Yesterday, you marched behind the alumnae. But on this issue, you will have to march ahead of us. I don't mean to pile on just as you're preparing to take on all sorts of other new responsibilities. My generation must also do its part. We all must.
In the end, our greatest obligation isn't to each other. It is to the generations of Americans and people all around the world who haven't been born yet—the ones who will inhabit this planet long after we're gone.
Poet Drew Dellinger captured this sentiment when he wrote:
"it's 3:23 in the morning
and I'm awake
because my great great grandchildren
won't let me sleep
my great great grandchildren
ask me in dreams
what did you do while the planet was plundered?
what did you do when the earth was unraveling?
surely you did something
when the seasons started failing?
as the mammals, reptiles, birds were all dying?
did you fill the streets with protest
when democracy was stolen?
what did you do
Climate change may be the most insoluble problem of all. And yet, history teaches us that we can take these actions and make these sacrifices. With the constant application of pressure, we can solve insoluble problems.
I was raised by my grandmother. She was born in 1906 before women had the right to vote. My grandmother always wanted to be an astronomer. But the times dictated she learn to sew. "Nana" was an incredible artist and seamstress. She made all of my clothes until junior high school. Then I recall asking permission to buy a pair of blue jeans. Homemade jeans just couldn't compete with real Levis.
My grandmother was so proud when I graduated from Smith. She was even prouder when I started my career in politics. Every time I appeared in the newspaper, she clipped the article and saved it. She kept all of those clippings in the drawer of the nightstand beside her bed.
The best part of running for Congress was that my grandmother, at age 92, was able to vote for me and watch me get sworn in.

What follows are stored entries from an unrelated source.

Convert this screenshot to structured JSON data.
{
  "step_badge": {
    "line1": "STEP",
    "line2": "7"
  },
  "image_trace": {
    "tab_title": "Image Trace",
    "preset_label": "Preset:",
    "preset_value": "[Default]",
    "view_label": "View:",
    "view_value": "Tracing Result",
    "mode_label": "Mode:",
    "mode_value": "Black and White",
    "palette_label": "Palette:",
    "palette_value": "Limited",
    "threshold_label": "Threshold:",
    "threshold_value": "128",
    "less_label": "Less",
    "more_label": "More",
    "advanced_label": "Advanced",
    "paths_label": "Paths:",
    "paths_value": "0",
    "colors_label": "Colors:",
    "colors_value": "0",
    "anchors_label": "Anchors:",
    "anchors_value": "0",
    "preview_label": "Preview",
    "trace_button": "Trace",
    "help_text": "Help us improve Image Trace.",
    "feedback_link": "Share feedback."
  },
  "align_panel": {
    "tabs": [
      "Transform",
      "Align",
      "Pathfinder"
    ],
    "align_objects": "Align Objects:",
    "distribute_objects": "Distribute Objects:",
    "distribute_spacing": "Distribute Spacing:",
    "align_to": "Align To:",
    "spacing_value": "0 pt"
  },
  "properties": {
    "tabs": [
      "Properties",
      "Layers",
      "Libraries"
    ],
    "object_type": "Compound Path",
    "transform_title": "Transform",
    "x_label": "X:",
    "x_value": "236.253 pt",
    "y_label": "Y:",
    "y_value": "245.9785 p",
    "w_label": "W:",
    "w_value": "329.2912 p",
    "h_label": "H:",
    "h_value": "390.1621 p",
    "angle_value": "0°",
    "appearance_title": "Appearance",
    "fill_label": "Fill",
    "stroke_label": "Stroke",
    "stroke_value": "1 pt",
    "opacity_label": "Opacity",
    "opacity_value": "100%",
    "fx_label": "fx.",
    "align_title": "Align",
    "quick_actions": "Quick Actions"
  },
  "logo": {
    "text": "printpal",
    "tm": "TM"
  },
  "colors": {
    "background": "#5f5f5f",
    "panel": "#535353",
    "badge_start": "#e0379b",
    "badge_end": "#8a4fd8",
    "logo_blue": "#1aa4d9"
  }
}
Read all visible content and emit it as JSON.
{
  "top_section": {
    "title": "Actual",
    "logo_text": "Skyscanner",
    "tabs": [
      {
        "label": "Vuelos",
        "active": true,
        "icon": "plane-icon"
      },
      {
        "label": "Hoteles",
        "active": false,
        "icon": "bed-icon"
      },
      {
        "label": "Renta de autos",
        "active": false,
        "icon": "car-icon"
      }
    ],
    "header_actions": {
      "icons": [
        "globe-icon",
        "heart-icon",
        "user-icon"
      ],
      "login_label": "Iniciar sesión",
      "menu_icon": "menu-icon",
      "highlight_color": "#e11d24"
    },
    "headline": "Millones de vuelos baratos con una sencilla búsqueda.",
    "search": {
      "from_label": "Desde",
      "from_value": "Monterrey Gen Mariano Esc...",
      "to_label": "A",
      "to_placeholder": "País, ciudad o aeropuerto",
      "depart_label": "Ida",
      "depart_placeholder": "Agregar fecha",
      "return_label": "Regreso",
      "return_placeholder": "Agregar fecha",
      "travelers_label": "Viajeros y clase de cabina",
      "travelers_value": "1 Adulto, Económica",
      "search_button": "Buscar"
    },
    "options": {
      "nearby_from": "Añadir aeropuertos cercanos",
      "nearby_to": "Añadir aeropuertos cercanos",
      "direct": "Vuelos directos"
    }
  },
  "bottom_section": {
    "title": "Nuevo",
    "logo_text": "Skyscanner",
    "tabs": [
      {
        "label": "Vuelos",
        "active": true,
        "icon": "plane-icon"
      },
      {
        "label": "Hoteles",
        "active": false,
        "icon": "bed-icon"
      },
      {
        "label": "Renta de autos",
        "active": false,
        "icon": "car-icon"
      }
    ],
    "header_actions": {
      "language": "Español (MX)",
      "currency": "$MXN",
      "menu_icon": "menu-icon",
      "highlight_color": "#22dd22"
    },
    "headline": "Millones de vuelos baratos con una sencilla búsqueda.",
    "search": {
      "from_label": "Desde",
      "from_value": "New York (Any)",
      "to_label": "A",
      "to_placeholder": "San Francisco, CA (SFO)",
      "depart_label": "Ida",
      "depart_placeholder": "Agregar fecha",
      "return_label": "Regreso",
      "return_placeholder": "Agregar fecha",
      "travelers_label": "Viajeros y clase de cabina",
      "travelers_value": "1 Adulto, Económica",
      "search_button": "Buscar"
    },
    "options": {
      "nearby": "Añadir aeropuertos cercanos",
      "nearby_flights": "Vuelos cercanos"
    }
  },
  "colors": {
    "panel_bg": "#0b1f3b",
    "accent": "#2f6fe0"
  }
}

That nightstand of hers held many things that were special. On top she had a photograph of my cousin and her first great-grandchild, Jennifer. She would look at it before she went to sleep every night.
I don't know what was going through her head in those late night moments. I imagine she was thinking of everything that had changed since she was born, about all the ways our country, for all its faults, had evolved into a better, wiser, fairer place... about the great scientific discoveries... the great wonders we've built... the great triumphs of justice.
She must have been marveling at what lay ahead for Jennifer. Imagining the possibilities... not knowing exactly what would happen. But feeling sure that those possibilities would be better, grander, and more plentiful than the ones she had as a child so many years earlier.
We have solved insoluble problems in this country before. I ask you to use your abundant talents to help us do it again. Whether you focus on climate change, social injustice or some other challenge, I hope that you will find your own barriers to push, your own difference to make, your own conventions to topple. Don't be discouraged. Have faith in progress even when you cannot see it. Be the kind of leaders who inspire this faith in others.
But those problems can wait for another day. For now, we all face a more urgent problem: Will I ever stop talking so that you can graduate and go enjoy this day with your family and friends? Thankfully, this is a problem with an easy solution.
Congratulations, Class of 2009! You're amazing!